What should I do Doc? I really am at a loss for what to do? I don’t want to make things worse and make her want to call HR or something like that. I’m decently experienced with turning people down and being turned down, but this workplace thing has me really confused.
I’d appreciate some of your insight on the matter.
Trying to Fix This
DEAR TRYING TO FIX THIS: Dude. Things were fine when you asked her out and she turned you down. It was a little awkward at first but you acted like things were no big deal and everyone was happy.
Then you had to go and screw it all up by trying again, this time via a dating site.
Not gonna lie man: that sort of thing can feel a little less like “boneheaded mistake” and more “are you trying to find me everywhere I go?”

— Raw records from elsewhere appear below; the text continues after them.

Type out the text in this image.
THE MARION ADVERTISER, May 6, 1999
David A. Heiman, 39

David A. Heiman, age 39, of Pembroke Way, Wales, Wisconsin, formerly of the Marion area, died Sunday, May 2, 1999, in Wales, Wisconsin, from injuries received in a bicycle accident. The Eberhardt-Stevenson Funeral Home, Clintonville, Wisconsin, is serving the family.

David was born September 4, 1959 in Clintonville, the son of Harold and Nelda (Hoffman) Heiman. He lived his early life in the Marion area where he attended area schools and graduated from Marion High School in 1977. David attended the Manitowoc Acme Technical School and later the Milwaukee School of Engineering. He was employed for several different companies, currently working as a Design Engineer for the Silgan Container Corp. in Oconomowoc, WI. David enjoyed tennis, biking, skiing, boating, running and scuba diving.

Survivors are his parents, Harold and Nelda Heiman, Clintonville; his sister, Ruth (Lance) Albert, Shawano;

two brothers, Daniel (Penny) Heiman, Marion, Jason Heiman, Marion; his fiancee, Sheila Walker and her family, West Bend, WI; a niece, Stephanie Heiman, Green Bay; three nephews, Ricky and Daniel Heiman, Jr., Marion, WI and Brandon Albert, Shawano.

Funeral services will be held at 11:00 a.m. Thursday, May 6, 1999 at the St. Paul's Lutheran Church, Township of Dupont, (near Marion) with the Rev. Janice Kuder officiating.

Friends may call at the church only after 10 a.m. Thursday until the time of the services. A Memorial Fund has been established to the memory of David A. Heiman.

Yeah, I know you didn’t mean it that way. You know you didn’t mean it that way. But you have to look at it from her perspective: you didn’t take “no” for an answer and then went out of your way to ask her out somewhere else.
The biggest issue here is that you’re co-workers. You see each other every day. Imagine if you hadn’t seen her on Tinder or Plenty of Fish or whatever but you ran into her at a seedy singles bar and hit on her there. That’s going to feel uncomfortable to folks, like you’ve been putting on this persona at work but now that you’re not there, rules change. You didn’t even bring it up in person, just sprung it on her out of the clear blue sky.
The fact that you approached her online was just a little weird, even if you didn’t have that first rejection under your belt. So now it’s a little like “hey, found you here!” and “so, now that I know where you hang out, how about that date?”
So what do you do?
Well, you just let it go. I get that you want to apologize, but part of apologizing means doing it in a way that doesn’t make things even more uncomfortable and awkward. What she almost certainly wants, more than anything else, is to put this whole uncomfortable situation down the memory hole and pretend it never happened. The kindest thing you can do for her is do just that: pretend it didn’t happen and just give her space.
While you and I both know that this isn’t your intention, there are plenty of sketchy dudes out there who’ll use apologies – especially very profuse, over the top ones – as ways to make the person getting the apology feel guilty or as a way to continue bugging the person they’re supposedly apologizing to.
You know it was weird. She knows it was weird. Trying to make up for the weirdness is only going to make it weirder and even more uncomfortable. Give her the room to be uncomfortable. Be friendly, but a bit distant. Let her decide when she’s comfortable again and make the move to talk with you again – if she decides she wants to, in any case.
The rule for avoiding weirdness is “Don’t start none, won’t be none”. So now you’re going to just have to go back and pretend like you didn’t see her on there and hadn’t had this awkward moment. Don’t bring it up unless she does specifically. Not “hints at it” or “says things that may be related to it” but specifically says “hey, it was a bit weird when you approached me on OKCupid” or whatever. Until then: it never happened and the two of you are cordial co-workers.